A Posteriori Error Estimate and Adaptive Mesh Refinement Algorithm for Atomistic/Continuum Coupling with Finite Range Interactions in Two Dimensions

TL;DR

This paper develops residual-based a posteriori error estimates and an adaptive mesh refinement algorithm for atomistic/continuum coupling with finite range interactions in 2D, improving computational efficiency and accuracy.

Contribution

It introduces a new explicitly computable stress tensor formula and applies the GRAC coupling scheme with optimal discretization, enhancing adaptive refinement methods.

Findings

Numerical results confirm the effectiveness of the adaptive mesh refinement.

The error estimates are consistent with optimal a priori error bounds.

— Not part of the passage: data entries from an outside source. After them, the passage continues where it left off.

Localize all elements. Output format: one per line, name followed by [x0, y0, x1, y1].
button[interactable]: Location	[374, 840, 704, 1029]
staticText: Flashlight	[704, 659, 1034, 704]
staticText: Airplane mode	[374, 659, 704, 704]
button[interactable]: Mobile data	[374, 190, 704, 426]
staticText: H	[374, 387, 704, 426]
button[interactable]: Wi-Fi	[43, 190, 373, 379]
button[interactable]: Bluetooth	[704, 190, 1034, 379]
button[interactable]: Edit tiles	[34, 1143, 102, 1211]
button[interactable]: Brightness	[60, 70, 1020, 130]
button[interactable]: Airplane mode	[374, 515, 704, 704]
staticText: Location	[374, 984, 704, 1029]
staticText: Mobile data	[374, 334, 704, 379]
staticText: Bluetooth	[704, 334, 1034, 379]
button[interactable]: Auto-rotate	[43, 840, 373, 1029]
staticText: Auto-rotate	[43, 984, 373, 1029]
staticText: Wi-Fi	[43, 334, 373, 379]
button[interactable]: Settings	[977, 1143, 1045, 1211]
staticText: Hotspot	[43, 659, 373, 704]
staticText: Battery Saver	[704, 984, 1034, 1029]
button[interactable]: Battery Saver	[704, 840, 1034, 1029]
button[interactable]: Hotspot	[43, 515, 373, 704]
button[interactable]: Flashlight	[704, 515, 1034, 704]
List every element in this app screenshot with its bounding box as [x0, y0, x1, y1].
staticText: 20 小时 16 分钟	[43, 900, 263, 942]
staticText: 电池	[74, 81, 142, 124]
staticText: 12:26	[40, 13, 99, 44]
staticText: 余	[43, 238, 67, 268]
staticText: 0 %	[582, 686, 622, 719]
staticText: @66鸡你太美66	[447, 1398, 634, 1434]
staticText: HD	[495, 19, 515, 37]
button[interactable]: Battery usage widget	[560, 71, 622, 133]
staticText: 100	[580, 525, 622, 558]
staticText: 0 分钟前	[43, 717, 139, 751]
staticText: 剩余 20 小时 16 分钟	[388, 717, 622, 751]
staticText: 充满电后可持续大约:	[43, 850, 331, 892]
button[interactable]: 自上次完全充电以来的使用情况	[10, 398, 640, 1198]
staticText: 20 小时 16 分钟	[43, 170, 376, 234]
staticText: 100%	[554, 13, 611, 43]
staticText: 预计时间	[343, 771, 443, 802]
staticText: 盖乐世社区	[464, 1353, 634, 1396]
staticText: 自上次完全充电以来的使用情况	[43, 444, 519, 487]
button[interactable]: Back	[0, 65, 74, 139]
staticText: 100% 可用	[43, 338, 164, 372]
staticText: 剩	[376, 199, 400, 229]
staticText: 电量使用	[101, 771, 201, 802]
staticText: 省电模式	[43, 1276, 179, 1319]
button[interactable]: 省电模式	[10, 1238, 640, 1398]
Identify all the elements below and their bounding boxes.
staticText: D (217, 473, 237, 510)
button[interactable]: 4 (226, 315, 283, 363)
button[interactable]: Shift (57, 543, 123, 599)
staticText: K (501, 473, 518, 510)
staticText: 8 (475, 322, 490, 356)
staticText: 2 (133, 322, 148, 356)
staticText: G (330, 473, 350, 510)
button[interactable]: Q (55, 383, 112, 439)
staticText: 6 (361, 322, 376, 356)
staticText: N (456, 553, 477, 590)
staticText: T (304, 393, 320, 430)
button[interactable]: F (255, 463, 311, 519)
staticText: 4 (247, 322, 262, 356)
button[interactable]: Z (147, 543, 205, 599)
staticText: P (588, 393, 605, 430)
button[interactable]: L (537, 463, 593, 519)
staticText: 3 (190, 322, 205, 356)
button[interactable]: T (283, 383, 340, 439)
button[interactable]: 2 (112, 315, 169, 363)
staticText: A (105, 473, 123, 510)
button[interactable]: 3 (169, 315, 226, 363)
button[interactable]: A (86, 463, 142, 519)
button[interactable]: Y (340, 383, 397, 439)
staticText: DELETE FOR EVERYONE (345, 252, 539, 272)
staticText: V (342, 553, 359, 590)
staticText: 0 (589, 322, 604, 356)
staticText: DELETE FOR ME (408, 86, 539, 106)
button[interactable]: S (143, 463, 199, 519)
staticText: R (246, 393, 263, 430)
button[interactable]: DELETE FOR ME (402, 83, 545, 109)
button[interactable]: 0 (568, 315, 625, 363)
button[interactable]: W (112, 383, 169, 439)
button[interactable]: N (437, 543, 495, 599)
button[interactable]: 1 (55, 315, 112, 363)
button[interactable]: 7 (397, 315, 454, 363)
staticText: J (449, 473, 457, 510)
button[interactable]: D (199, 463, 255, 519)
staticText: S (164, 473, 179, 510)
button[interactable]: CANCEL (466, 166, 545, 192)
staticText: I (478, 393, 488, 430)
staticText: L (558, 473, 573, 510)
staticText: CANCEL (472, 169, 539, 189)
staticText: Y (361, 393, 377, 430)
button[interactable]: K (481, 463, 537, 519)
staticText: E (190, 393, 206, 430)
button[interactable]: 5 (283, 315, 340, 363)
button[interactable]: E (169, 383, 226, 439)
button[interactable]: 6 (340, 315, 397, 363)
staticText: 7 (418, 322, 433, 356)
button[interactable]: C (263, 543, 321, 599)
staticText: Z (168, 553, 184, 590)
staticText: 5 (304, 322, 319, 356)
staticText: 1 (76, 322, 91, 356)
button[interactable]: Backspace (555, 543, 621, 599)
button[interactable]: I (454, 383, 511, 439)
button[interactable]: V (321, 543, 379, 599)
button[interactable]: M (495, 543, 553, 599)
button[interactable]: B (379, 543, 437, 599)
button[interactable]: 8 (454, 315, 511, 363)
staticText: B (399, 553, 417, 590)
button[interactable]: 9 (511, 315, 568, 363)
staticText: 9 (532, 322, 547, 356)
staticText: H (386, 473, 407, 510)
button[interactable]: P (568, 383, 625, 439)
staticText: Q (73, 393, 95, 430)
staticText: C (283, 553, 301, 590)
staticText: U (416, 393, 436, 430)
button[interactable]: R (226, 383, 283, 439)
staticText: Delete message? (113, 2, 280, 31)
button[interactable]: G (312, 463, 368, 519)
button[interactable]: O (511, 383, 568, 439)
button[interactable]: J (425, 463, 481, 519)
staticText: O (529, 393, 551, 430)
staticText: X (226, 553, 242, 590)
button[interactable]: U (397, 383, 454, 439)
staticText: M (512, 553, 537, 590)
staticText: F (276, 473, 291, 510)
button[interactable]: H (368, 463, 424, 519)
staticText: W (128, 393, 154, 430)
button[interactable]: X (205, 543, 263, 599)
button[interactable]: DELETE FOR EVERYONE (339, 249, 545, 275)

The proposed method improves computational accuracy for atomistic/continuum models.

Abstract

In this paper, we develop the residual based a posteriori error estimates and the corresponding adaptive mesh refinement algorithm for atomistic/continuum (a/c) coupling with finite range interactions in two dimensions. We have systematically derived a new explicitly computable stress tensor formula for finite range interactions. In particular, we use the geometric reconstruction based consistent atomistic/continuum (GRAC) coupling scheme, which is optimal if the continuum model is discretized by $P^1$ finite elements. The numerical results of the adaptive mesh refinement algorithm is consistent with the optimal a priori error estimates.